Guilty plea entered by Sequim driver in crash that killed man

  • NOEL S. BRADY
  • Friday, May 12, 2006 12:01am
  • News

By NOEL S. BRADY

BELLEVUE — A 21-year-old Sequim man has pleaded guilty for getting drunk and causing a grisly traffic collision here that killed 20-year-old Robert Vasen and injured at least four other young men.

In a Seattle courtroom Wednesday, Jarrod Wayne Bandy repeated “guilty” as a judge read each of his three original charges — vehicular homicide and two counts of vehicular assault for two men who survived serious injuries in the March 25 crash.

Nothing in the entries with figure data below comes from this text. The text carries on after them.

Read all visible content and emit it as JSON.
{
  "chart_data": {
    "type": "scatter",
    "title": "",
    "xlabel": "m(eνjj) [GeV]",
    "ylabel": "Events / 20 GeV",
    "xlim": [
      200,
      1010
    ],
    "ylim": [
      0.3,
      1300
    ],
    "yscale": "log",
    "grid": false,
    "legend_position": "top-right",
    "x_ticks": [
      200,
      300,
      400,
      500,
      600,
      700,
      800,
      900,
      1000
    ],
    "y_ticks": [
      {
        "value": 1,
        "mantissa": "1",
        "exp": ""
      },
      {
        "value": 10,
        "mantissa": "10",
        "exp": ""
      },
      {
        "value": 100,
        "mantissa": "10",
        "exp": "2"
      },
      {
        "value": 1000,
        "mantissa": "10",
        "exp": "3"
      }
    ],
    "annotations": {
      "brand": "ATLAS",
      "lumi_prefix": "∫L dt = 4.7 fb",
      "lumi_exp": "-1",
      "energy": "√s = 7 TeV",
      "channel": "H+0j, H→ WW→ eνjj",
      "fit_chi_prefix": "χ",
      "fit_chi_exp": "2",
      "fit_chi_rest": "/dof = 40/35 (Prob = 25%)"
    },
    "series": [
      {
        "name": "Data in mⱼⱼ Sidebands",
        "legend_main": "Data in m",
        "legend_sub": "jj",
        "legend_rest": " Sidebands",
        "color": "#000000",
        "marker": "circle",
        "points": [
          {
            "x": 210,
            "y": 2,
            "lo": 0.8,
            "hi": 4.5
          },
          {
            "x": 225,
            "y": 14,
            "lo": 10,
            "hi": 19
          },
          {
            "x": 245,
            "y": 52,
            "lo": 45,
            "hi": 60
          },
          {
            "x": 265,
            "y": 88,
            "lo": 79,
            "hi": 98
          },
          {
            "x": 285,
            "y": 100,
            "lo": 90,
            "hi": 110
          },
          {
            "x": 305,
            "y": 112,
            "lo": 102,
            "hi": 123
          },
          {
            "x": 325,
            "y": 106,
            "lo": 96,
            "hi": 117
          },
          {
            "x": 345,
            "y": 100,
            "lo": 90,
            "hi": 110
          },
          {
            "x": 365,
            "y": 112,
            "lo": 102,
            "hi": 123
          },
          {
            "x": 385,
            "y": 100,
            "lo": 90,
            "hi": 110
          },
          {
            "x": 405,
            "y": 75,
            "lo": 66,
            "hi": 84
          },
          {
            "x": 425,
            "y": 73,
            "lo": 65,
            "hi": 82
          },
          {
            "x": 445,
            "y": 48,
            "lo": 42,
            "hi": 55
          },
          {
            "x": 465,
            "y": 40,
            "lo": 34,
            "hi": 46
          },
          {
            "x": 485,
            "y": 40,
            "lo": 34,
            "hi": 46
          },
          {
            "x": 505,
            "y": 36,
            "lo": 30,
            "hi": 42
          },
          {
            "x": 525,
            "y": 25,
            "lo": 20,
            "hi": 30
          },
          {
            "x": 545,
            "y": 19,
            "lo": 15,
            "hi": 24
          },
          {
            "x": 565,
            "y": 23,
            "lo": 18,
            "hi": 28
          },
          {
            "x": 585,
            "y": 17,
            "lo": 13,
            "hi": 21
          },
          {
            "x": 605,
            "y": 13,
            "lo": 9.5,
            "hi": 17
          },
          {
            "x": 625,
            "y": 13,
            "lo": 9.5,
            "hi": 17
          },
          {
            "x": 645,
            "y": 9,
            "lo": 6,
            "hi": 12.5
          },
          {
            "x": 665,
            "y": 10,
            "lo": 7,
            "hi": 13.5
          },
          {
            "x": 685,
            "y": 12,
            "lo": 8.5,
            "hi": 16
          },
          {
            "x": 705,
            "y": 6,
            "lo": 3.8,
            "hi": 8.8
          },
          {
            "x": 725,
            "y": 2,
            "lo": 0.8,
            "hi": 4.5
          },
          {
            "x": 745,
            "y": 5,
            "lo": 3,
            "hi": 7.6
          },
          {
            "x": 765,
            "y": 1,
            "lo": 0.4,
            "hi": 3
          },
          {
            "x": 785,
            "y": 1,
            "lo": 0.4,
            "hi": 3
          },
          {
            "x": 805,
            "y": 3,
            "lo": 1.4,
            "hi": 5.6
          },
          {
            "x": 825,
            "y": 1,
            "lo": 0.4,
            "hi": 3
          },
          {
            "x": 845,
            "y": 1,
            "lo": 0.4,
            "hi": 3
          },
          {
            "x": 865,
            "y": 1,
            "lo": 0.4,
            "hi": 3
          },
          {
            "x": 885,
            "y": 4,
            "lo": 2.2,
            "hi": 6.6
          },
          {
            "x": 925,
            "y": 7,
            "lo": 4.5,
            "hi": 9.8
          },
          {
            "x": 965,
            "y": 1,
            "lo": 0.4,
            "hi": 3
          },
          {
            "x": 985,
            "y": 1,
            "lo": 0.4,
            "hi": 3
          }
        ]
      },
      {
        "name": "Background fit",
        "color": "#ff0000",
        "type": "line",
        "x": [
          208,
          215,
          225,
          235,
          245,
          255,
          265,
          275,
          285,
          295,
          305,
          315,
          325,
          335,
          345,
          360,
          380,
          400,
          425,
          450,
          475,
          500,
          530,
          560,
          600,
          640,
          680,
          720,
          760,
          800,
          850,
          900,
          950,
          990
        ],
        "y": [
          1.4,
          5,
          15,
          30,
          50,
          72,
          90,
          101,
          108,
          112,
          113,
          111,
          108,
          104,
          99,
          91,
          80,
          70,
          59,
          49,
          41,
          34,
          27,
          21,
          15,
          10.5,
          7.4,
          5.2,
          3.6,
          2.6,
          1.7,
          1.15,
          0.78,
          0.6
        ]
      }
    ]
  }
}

Sentencing is scheduled for May 26.

Senior Deputy Prosecutor Amy Freedheim said she will recommend a judge sentence Bandy to 5½ years in prison, the top of the standard range. Freedheim said she based her recommendation on Bandy’s flagrant recklessness and the seriousness of the crash.

“There was some pretty bad driving that [Bandy] had been doing all night until this accident,” Freedheim said outside the courtroom.

“And several kids were hurt.”

‘Acting weird’

At least two of the five passengers in Bandy’s 1993 Jeep Cherokee told police Bandy had been “acting weird” and driving recklessly the night of the crash, court documents say.

At one point, Bandy turned up the volume on his car stereo and started dancing in his seat as he drove, witnesses said.

It was about 11:30 p.m., and Bandy was driving about 50 mph up a hill on Northeast Second Street in Bellevue, when a traffic light at the approaching intersection of 108th Avenue Northeast turned yellow. He accelerated to beat the light.

According to witnesses, the light was red when Bandy entered the intersection and slammed into the rear driver’s side door of a BMW, driven by 22-year-old Ryan Kellogg.

There were four passengers in the BMW, including Vasen in the back seat.